La chasse aux abus s’intensifie dans le monde du travail. En parallèle du renforcement des contrôles de la Sécurité sociale, un nombre croissant d’entreprises fait appel à des enquêteurs privés pour vérifier la véracité des arrêts maladie de leurs salariés. Fabrice Lehmann, détective privé depuis trois décennies, suit désormais régulièrement des salariés en arrêt maladie. Il évoque des cas de plus en plus fréquents de «cols blancs» qui, bien qu’en arrêt pour raison médicale, continuent à exercer une activité professionnelle – parfois pour le compte de concurrents, parfois pour lancer leur propre entreprise.
Il fait partie des cinq détectives privés interrogés par Reuters, qui tous constatent une hausse sensible de leurs missions liées aux arrêts maladie, comme le rapporte BFMTV. Baptiste Pannaud affirme même que ce type de contrats a plus que doublé au cours des quatre dernières années. Certains détectives ont même délaissé leurs activités traditionnelles (relations extra-conjugales, litiges familiaux) pour se spécialiser sur ce créneau.

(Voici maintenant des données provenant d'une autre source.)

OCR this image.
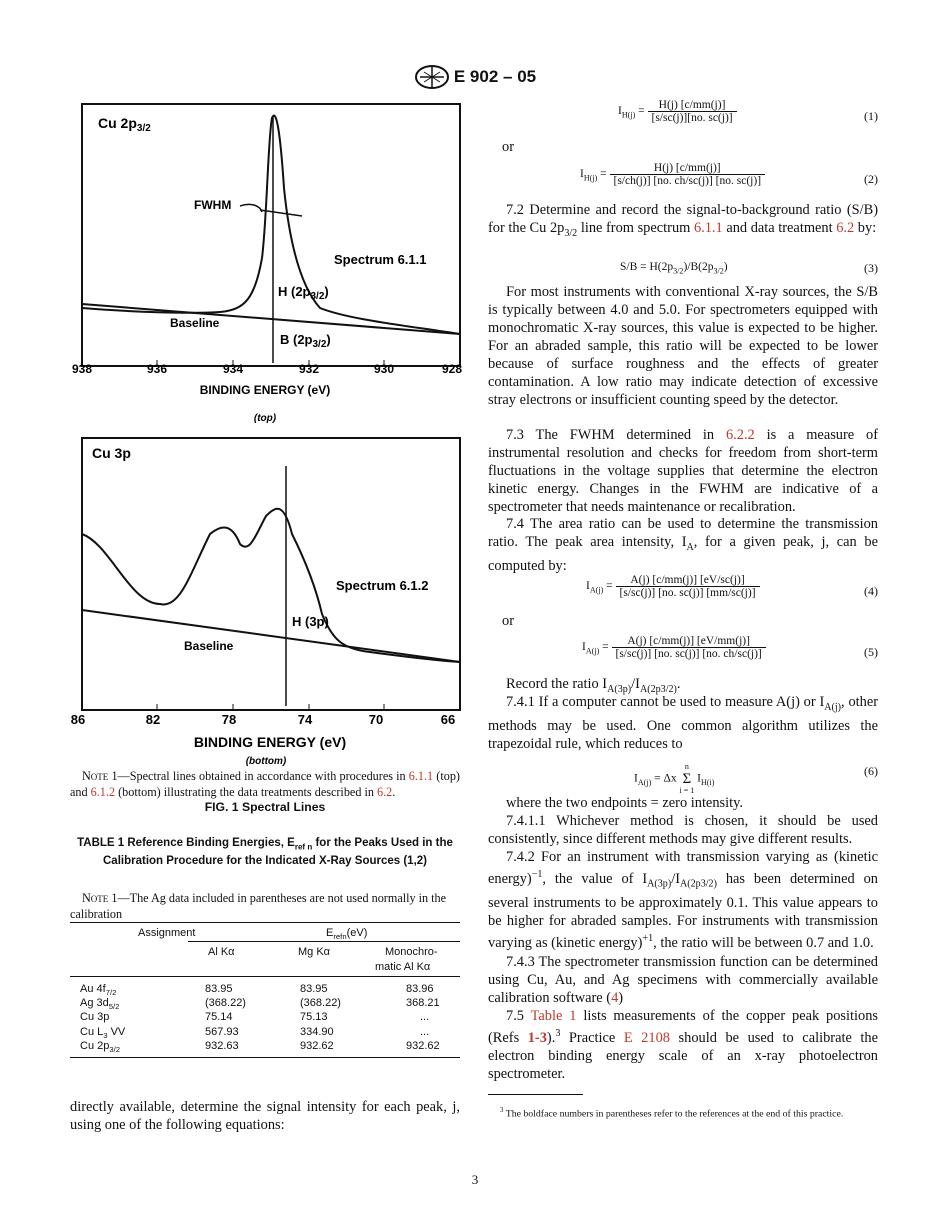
E 902 – 05
Cu $2p_{3/2}$
FWHM
Spectrum 6.1.1
H $(2p_{3/2})$
Baseline
B $(2p_{3/2})$
938	936	934	932	930	928
BINDING ENERGY (eV)
(top)
Cu 3p
Spectrum 6.1.2
H (3p)
Baseline
86	82	78	74	70	66
BINDING ENERGY (eV)
(bottom)
Note 1—Spectral lines obtained in accordance with procedures in 6.1.1 (top) and 6.1.2 (bottom) illustrating the data treatments described in 6.2.
FIG. 1 Spectral Lines
TABLE 1 Reference Binding Energies, $E_{ref n}$ for the Peaks Used in the Calibration Procedure for the Indicated X-Ray Sources (1,2)
Note 1—The Ag data included in parentheses are not used normally in the calibration
Assignment	$E_{refn}(eV)$
Al Kα	Mg Kα	Monochro-
matic Al Kα
Au $4f_{7/2}$	83.95	83.95	83.96
Ag $3d_{5/2}$	(368.22)	(368.22)	368.21
Cu 3p	75.14	75.13	...
Cu $L_3$ VV	567.93	334.90	...
Cu $2p_{3/2}$	932.63	932.62	932.62
directly available, determine the signal intensity for each peak, j, using one of the following equations:
$I_{H(j)} = \frac{H(j) [c/mm(j)]}{[s/sc(j)][no. sc(j)]}$	(1)
or
$I_{H(j)} = \frac{H(j) [c/mm(j)]}{[s/ch(j)] [no. ch/sc(j)] [no. sc(j)]}$	(2)
7.2 Determine and record the signal-to-background ratio (S/B) for the Cu $2p_{3/2}$ line from spectrum 6.1.1 and data treatment 6.2 by:
$S/B = H(2p_{3/2})/B(2p_{3/2})$	(3)
For most instruments with conventional X-ray sources, the S/B is typically between 4.0 and 5.0. For spectrometers equipped with monochromatic X-ray sources, this value is expected to be higher. For an abraded sample, this ratio will be expected to be lower because of surface roughness and the effects of greater contamination. A low ratio may indicate detection of excessive stray electrons or insufficient counting speed by the detector.
7.3 The FWHM determined in 6.2.2 is a measure of instrumental resolution and checks for freedom from short-term fluctuations in the voltage supplies that determine the electron kinetic energy. Changes in the FWHM are indicative of a spectrometer that needs maintenance or recalibration.
7.4 The area ratio can be used to determine the transmission ratio. The peak area intensity, $I_A$, for a given peak, j, can be computed by:
$I_{A(j)} = \frac{A(j) [c/mm(j)] [eV/sc(j)]}{[s/sc(j)] [no. sc(j)] [mm/sc(j)]}$	(4)
or
$I_{A(j)} = \frac{A(j) [c/mm(j)] [eV/mm(j)]}{[s/sc(j)] [no. sc(j)] [no. ch/sc(j)]}$	(5)
Record the ratio $I_{A(3p)}/I_{A(2p3/2)}$.
7.4.1 If a computer cannot be used to measure A(j) or $I_{A(j)}$, other methods may be used. One common algorithm utilizes the trapezoidal rule, which reduces to
$I_{A(j)} = \Delta x$
n
Σ
i = 1
$I_{H(i)}$
(6)
where the two endpoints = zero intensity.
7.4.1.1 Whichever method is chosen, it should be used consistently, since different methods may give different results.
7.4.2 For an instrument with transmission varying as (kinetic energy)$^{-1}$, the value of $I_{A(3p)}/I_{A(2p3/2)}$ has been determined on several instruments to be approximately 0.1. This value appears to be higher for abraded samples. For instruments with transmission varying as (kinetic energy)$^{+1}$, the ratio will be between 0.7 and 1.0.
7.4.3 The spectrometer transmission function can be determined using Cu, Au, and Ag specimens with commercially available calibration software (4)
7.5 Table 1 lists measurements of the copper peak positions (Refs 1-3).$^3$ Practice E 2108 should be used to calibrate the electron binding energy scale of an x-ray photoelectron spectrometer.
$^3$ The boldface numbers in parentheses refer to the references at the end of this practice.
3
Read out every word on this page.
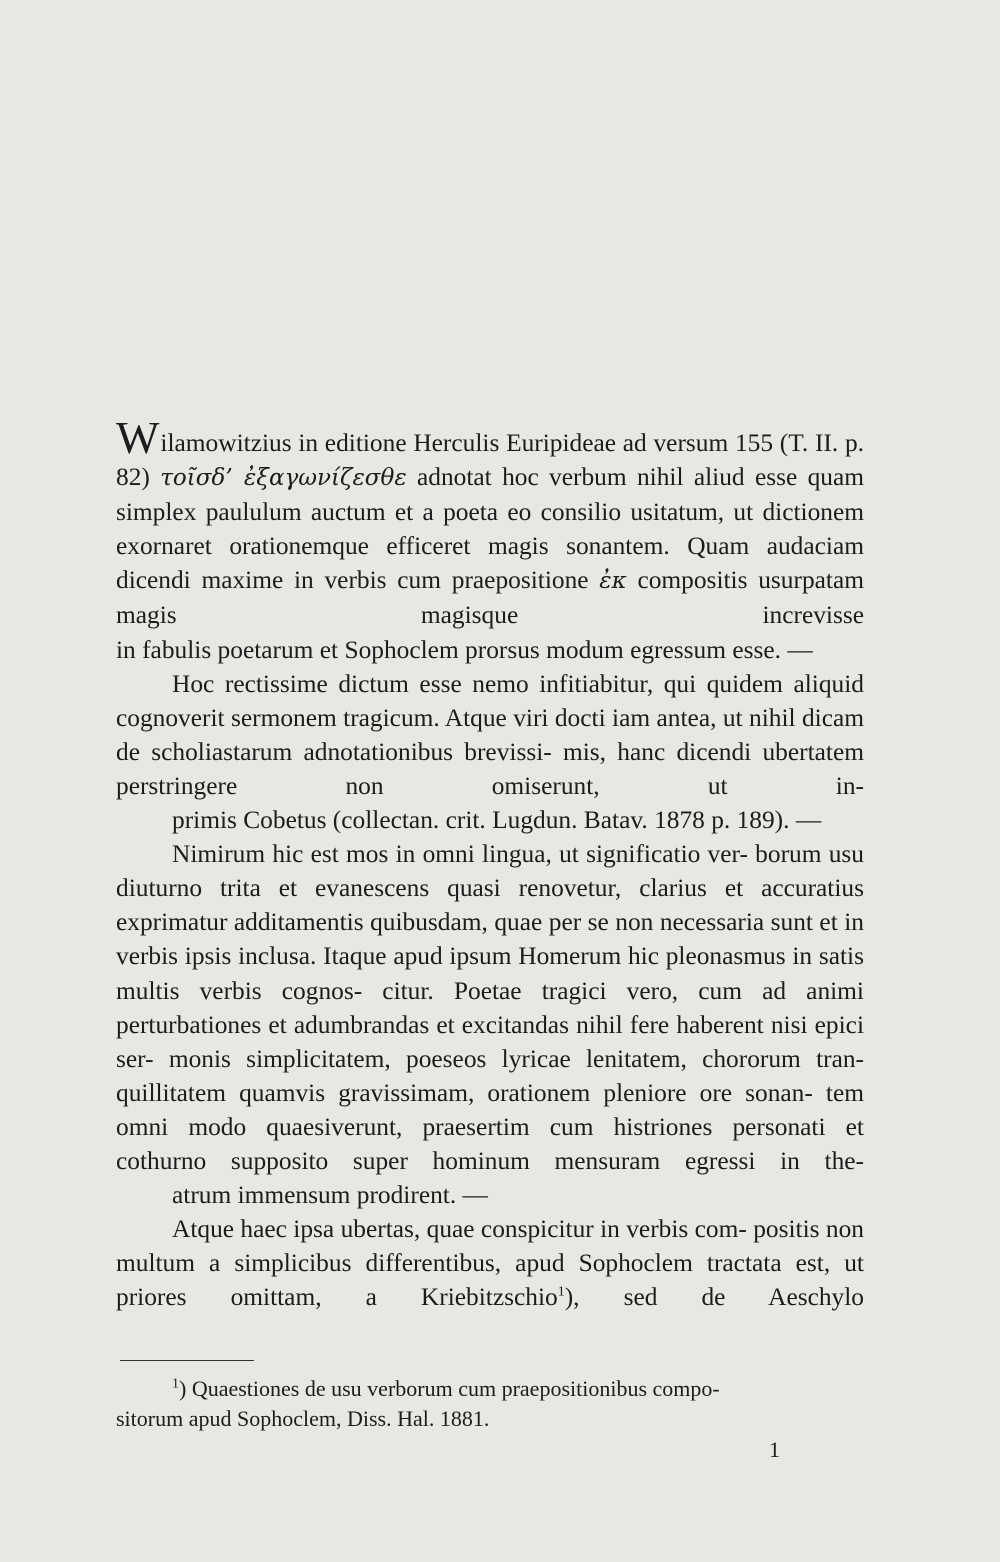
Wilamowitzius in editione Herculis Euripideae ad versum 155 (T. II. p. 82) τοῖσδ’ ἐξαγωνίζεσθε adnotat hoc verbum nihil aliud esse quam simplex paululum auctum et a poeta eo consilio usitatum, ut dictionem exornaret orationemque efficeret magis sonantem. Quam audaciam dicendi maxime in verbis cum praepositione ἐκ compositis usurpatam magis magisque increvisse
in fabulis poetarum et Sophoclem prorsus modum egressum esse. —

Hoc rectissime dictum esse nemo infitiabitur, qui quidem aliquid cognoverit sermonem tragicum. Atque viri docti iam antea, ut nihil dicam de scholiastarum adnotationibus brevissi- mis, hanc dicendi ubertatem perstringere non omiserunt, ut in-
primis Cobetus (collectan. crit. Lugdun. Batav. 1878 p. 189). —

Nimirum hic est mos in omni lingua, ut significatio ver- borum usu diuturno trita et evanescens quasi renovetur, clarius et accuratius exprimatur additamentis quibusdam, quae per se non necessaria sunt et in verbis ipsis inclusa. Itaque apud ipsum Homerum hic pleonasmus in satis multis verbis cognos- citur. Poetae tragici vero, cum ad animi perturbationes et adumbrandas et excitandas nihil fere haberent nisi epici ser- monis simplicitatem, poeseos lyricae lenitatem, chororum tran- quillitatem quamvis gravissimam, orationem pleniore ore sonan- tem omni modo quaesiverunt, praesertim cum histriones personati et cothurno supposito super hominum mensuram egressi in the-
atrum immensum prodirent. —

Atque haec ipsa ubertas, quae conspicitur in verbis com- positis non multum a simplicibus differentibus, apud Sophoclem tractata est, ut priores omittam, a Kriebitzschio$^1$), sed de Aeschylo

$^1$) Quaestiones de usu verborum cum praepositionibus compo-
sitorum apud Sophoclem, Diss. Hal. 1881.
1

Une charge de plus en plus lourde pour la Sécu et les employeurs
Selon la Caisse nationale de l’Assurance maladie (Cnam), les dépenses d’indemnités journalières ont bondi de 27,9% entre 2019 et 2023. Une hausse qui s’explique en partie par des facteurs démographiques (vieillissement, hausse de la population active) et économiques (salaires en hausse), mais aussi par la multiplication des arrêts de travail et leur fréquence croissante. En 2024, la Cnam a détecté 42 millions d’euros de fraudes liées aux arrêts de travail – un montant plus de deux fois supérieur à celui de 2023. Et encore, ces chiffres restent probablement sous-estimés, les contrôles ayant été significativement renforcés qu’à partir de 2022.
Côté employeurs, la facture est également salée. Si l’Assurance maladie couvre une indemnité journalière plafonnée à 41,47 euros, les entreprises doivent généralement assurer le complément de salaire – et parfois les jours de carence – selon les accords de branche. Résultat : les arrêts injustifiés pèsent directement sur les finances des employeurs, qui cherchent de plus en plus à se protéger.
Mais les preuves réunies par les détectives ne débouchent pas toujours sur des sanctions. Bruno Boivin, enquêteur privé, raconte avoir été mandaté par une grande entreprise de transport public dont 30% d’un service était en arrêt maladie. Malgré plusieurs flagrants délits — des salariés surpris en train de travailler ailleurs pendant leur arrêt —, les procédures n'ont pas abouti. «On a fait des dossiers, on a fait des flagrants délits de gens qui bossaient ailleurs (…). Puis jamais personne n'a été sanctionné et le client a arrêté de nous solliciter en disant 'ça sert à rien ce que vous faites, de toute façon on peut pas virer les gens'», témoigne-t-il.
Dans un contexte de redressement des finances publiques, le gouvernement fait de la lutte contre la fraude sociale une priorité, notamment sur les arrêts maladie, en forte hausse depuis la crise sanitaire.